Omzuma dokunan bir el ile olduğum yerden sıçradım.Dönüp baktığımda bu kişinin Mete olduğunu gördüm.Şu sümüklü halimle görmek isteyeceğim son kişiydi.Ayağa kalkıp yürümeye başladım.Mete arkamdan gelip kolumdan çekip en yakın banka oturttu.O mavi gözler beni delip geçiyordu.Ben hıçkıra hıçkıra ağlarken başımı omzuna koydum.'Nolur bana öyle bakma.Ne olduğunu sorma.Sadece böyle kalalım,böyle..' dedim.O ayağa kalktı ve bana elini uzattı.
-Hadi gel,kafanı dağıtacak seni bu ruh halinden kurtaracak bir şeyler yapalım.
+Nasıl yani bana ne olduğunu sormayacak mısın ?
-Hayır ne zaman istersen anlatırsın.Seni bunun için zorlamayacağım.Sadece seni bu ruh halinden kurtarmak istiyorum.Kabul ediyor musun ? dedi göz kırparak.
Bu biraz da olsa gülümsememi sağlamıştı.'Tamam bunu nasıl yapacaksın merak ediyorum dedim ve eline vurdum.
Yürümeye başladık.Yola yaklaştığımızda bir taksi çevirdi.Taksinin arka camına başımı yasladığımda gözlerimi kapattım.Uyumaya çalışıyordum ama cama vuran başımla bu pek mümkün olmuyordu."Aah hadi ama filmlerde hiç de böyle olmuyor" diye söylendim.Yanımdan bir kahkaha sesi yükseldi.Mete'ye ters bir bakış atıp onu inmekle tehdit ettikten sonra başımı geriye yasladım.
"İstersen omzuma yaslanabilirsin her kız rahat olduğunu söylerdi"diye bana pis bi sırıtış gönderdi."Bay ego yığını,istemez ben böyle rahatım" dedikten sonra dil çıkardım.Hayır daha biraz önceki yaşadıklarım yetmezmiş gibi bir de Mete'yle uğraşıyordum.Ama cidden bu koltukta ne rahatsızdı canım.Ama inat ettim onun kemik torbası omzuna yatmayacaktım.Aferin kızım işte böyle diyerek kendimi alkışladım içten içe.Artık şu yolculuğun bir an önce bitmesini dilerken taksi durdu.

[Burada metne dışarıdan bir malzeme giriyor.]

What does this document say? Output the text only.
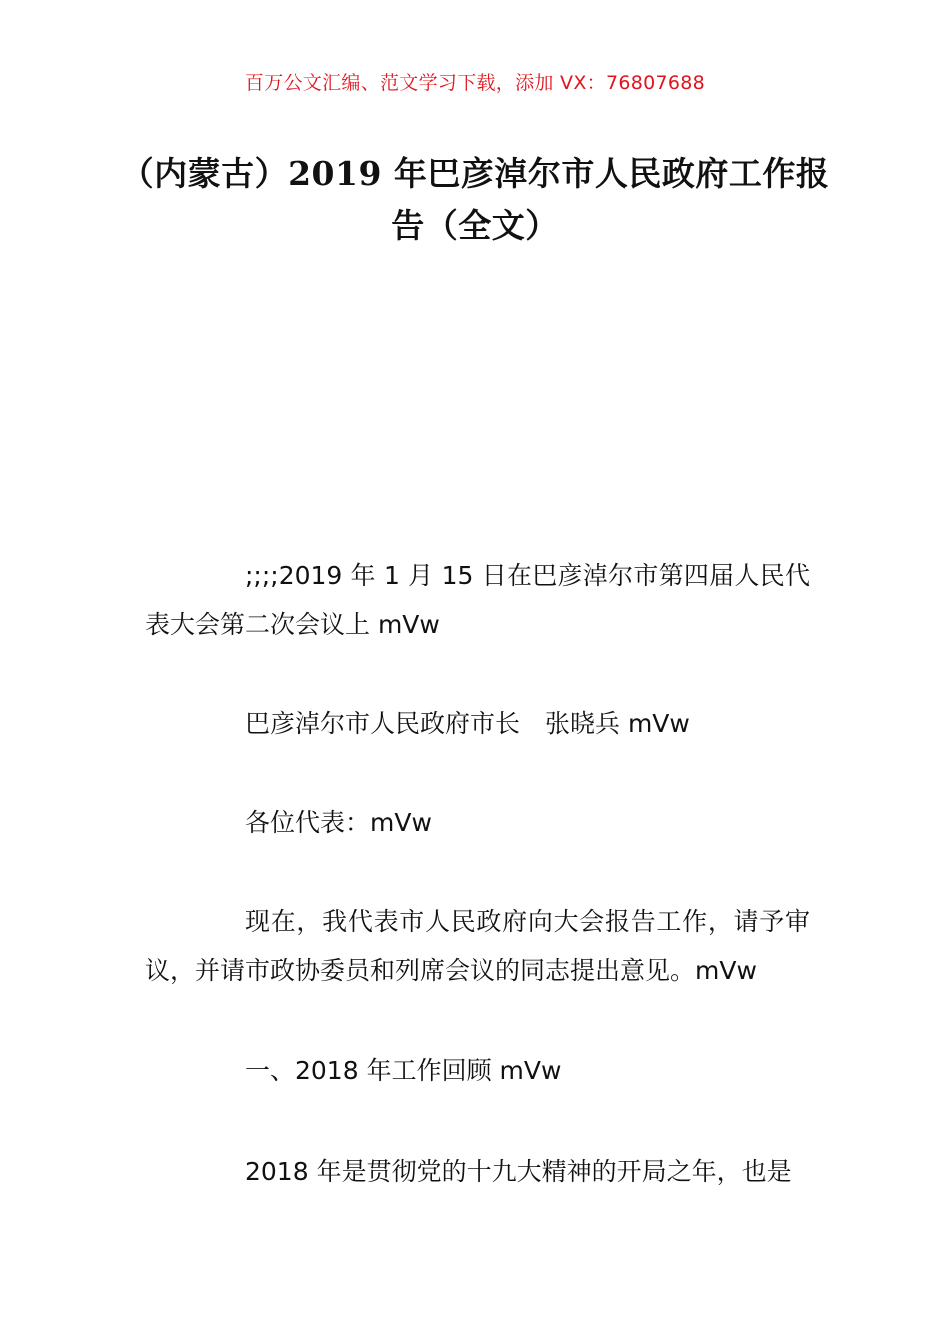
百万公文汇编、范文学习下载，添加 VX：76807688
（内蒙古）2019 年巴彦淖尔市人民政府工作报告（全文）

;;;;2019 年 1 月 15 日在巴彦淖尔市第四届人民代表大会第二次会议上 mVw

巴彦淖尔市人民政府市长　张晓兵 mVw

各位代表：mVw

现在，我代表市人民政府向大会报告工作，请予审议，并请市政协委员和列席会议的同志提出意见。mVw

一、2018 年工作回顾 mVw

2018 年是贯彻党的十九大精神的开局之年，也是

Taksiden inerken abime haber vermediğim ve onun beni merak edebileceği aklıma geldi.Bir günde ne çok şey yaşamıştım.Bir insanın en mutlu günü aynı zamanda en kötü günü olabilir mi ?Oluyormuş gerçekten.Bu düşünceleri beynimin en dip köşesine kakalarken Mete'ye abimi sordum."Haberi var merak etme sen şimdi bunları düşünme" diyerek kolunu omzuma attı.Kolunu alıp kendi vücuduna çarptırırken pis bi bakış attım. Mete de bana serseri bir bakış attı.(gerçekten bu kadar harika mı gülüyordun???)İstifimi bozmadan yürümeye devam ettim.Geldiğimiz yeri görünce kaşlarımı çattım."Burası da neresi böyle ??"